Efficient optical limiting of polypyrrole ternary nanohybrids co-functionalized with peripherally substituted porphyrins and axially coordinated metal-porphyrins

• Published in: Dalton transactions : an international journal of inorganic chemistry Vol. 48; no. 38; pp. 14467 - 14477
• Main Authors: Wang, Aijian, Cheng, Laixiang, Chen, Xiaodong, Li, Cheng, Zhang, Jing, Zhu, Weihua
• Format: Journal Article
• Language: English
• Published: Cambridge Royal Society of Chemistry 01.10.2019
• Subjects: Absorption; Charge transfer; Constraining; Electrochemical impedance spectroscopy; Fluorescence; Nonlinear optics; Optoelectronic devices; Polypyrroles; Porphyrins; Substitution reactions
• ISSN: 1477-9226; 1477-9234
• DOI: 10.1039/c9dt02716e

Herein, three polypyrrole-based nanohybrids were designed and prepared via a nucleophilic substitution reaction, i.e. , peripherally substituted porphyrin-functionalized PPy (TPP-PPy), axially coordinated metal-porphyrin-functionalized PPy (SnTPP-PPy), and polypyrrole ternary nanohybrids co-functionalized with peripherally substituted porphyrins and axially coordinated metal-porphyrins (TPP-PPy-SnTPP). The TPP-PPy, SnTPP-PPy and TPP-PPy-SnTPP nanohybrids exhibited improved nonlinear optical and optical limiting performances when compared to the individual PPy and porphyrins under 4 ns, 532 nm laser pulses. Their improved optical nonlinearities were ascribed to a combination of mechanisms and efficient charge transfer effect between the porphyrins and PPy. The charge transfer effect between the porphyrins and PPy was confirmed by UV-vis absorption, fluorescence and electrochemical impedance spectroscopy.
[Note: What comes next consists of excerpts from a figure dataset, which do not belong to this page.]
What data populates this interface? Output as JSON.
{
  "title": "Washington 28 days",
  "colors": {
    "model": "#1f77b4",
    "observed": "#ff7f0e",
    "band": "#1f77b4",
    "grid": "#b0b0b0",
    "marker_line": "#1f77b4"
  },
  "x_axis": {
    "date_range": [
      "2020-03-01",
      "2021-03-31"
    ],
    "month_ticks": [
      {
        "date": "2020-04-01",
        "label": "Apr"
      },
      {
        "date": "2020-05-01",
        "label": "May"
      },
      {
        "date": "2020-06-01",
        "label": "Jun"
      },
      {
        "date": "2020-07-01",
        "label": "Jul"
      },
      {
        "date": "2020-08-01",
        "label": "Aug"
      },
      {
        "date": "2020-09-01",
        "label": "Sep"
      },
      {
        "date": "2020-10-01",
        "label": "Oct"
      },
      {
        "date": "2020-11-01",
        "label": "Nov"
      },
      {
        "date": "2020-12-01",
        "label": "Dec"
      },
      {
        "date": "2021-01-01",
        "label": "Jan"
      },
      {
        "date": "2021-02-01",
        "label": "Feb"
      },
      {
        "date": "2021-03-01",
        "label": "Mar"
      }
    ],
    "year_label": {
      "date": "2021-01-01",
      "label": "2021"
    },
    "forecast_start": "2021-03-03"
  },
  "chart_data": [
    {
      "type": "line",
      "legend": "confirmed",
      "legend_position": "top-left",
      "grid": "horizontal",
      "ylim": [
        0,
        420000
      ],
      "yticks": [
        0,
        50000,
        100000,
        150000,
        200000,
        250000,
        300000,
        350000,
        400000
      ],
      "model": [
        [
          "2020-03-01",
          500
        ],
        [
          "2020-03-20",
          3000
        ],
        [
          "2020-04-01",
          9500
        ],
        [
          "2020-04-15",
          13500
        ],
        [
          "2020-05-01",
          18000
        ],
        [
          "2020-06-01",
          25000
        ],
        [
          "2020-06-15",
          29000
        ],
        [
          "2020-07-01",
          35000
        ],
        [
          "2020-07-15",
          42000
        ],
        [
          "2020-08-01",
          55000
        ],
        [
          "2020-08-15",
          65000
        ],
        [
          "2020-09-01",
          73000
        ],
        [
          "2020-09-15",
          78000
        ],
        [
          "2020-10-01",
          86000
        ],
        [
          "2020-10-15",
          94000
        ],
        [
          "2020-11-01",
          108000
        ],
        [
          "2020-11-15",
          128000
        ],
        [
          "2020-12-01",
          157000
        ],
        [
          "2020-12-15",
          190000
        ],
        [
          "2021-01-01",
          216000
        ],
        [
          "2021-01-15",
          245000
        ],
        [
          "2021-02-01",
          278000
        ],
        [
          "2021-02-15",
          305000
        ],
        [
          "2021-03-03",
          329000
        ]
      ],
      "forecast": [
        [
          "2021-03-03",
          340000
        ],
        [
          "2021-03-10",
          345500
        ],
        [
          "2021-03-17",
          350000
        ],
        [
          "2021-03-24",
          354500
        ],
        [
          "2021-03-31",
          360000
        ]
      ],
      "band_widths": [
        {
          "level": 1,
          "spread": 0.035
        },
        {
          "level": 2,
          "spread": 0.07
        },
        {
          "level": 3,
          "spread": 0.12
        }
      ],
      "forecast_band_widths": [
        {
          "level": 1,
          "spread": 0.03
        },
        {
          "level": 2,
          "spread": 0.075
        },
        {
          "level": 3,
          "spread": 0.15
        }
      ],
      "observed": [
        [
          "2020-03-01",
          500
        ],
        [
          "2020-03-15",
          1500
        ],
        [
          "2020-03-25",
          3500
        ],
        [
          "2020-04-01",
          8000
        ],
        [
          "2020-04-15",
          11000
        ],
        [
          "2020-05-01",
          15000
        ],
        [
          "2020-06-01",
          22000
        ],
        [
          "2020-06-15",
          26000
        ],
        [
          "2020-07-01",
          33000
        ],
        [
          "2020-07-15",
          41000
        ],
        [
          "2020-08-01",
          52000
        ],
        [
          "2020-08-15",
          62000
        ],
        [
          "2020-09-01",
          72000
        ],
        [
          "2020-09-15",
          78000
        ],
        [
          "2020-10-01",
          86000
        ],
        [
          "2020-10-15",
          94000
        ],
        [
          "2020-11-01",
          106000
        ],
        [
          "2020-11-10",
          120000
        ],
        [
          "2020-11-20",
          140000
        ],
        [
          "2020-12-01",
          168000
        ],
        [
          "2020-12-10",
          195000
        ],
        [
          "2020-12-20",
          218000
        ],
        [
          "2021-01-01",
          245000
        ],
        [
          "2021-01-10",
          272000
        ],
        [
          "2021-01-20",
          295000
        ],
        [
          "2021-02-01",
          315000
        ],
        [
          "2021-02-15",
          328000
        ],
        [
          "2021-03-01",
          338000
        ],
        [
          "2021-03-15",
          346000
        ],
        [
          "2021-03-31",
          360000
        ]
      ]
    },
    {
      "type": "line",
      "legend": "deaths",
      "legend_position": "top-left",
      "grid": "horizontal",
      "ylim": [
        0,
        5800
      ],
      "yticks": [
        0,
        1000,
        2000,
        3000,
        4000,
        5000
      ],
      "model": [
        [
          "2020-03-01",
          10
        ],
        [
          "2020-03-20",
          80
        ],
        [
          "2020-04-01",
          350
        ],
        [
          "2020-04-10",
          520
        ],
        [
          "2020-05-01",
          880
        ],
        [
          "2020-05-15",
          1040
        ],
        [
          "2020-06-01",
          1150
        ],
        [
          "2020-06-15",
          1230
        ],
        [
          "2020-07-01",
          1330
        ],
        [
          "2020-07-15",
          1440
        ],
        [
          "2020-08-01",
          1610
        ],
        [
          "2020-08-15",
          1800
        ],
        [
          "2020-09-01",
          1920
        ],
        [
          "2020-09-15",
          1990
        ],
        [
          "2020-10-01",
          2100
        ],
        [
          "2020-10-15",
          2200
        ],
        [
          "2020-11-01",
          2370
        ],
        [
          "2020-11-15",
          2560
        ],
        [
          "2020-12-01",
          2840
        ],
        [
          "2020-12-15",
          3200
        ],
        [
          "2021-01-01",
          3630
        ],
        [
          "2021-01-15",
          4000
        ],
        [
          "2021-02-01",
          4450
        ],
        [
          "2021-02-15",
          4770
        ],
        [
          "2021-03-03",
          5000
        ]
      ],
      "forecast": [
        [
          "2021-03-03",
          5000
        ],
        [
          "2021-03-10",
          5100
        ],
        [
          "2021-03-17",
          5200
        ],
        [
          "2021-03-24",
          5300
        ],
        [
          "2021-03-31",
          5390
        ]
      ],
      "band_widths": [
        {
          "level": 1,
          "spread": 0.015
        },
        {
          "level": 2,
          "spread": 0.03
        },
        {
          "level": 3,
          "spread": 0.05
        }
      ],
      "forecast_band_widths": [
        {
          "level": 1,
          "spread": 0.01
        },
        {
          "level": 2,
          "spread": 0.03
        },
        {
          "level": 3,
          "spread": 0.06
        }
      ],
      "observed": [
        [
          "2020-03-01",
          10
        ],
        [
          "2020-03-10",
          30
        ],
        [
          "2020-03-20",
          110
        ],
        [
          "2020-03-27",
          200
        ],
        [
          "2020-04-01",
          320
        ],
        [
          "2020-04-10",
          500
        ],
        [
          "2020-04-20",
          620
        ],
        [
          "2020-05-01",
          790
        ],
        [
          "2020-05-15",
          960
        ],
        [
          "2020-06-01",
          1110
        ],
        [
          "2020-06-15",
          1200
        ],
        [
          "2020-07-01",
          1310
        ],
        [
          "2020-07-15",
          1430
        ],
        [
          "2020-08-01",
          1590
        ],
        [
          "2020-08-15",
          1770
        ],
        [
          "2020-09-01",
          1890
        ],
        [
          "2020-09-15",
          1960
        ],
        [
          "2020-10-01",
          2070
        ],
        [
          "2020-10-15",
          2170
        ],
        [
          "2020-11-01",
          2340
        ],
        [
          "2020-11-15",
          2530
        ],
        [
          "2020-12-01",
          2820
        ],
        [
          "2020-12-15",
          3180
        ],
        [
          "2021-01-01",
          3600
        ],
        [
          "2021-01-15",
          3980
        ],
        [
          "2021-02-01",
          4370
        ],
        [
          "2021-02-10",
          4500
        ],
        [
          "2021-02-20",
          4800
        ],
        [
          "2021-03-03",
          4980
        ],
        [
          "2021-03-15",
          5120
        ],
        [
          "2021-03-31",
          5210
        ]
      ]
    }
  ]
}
The TPP-PPy-SnTPP ternary nanohybrid exhibited the best nonlinear absorption, nonlinear refraction and optical limiting performances because of more effective charge transfer effect, which provides a new avenue for the development of polypyrrole-porphyrin systems in the fields of nonlinear optics and optoelectronic devices. The TPP-PPy-SnTPP ternary nanohybrid exhibits efficient nonlinear optical performances due to its greater effective charge transfer effect, which provides a new avenue for the development of novel optoelectronic devices.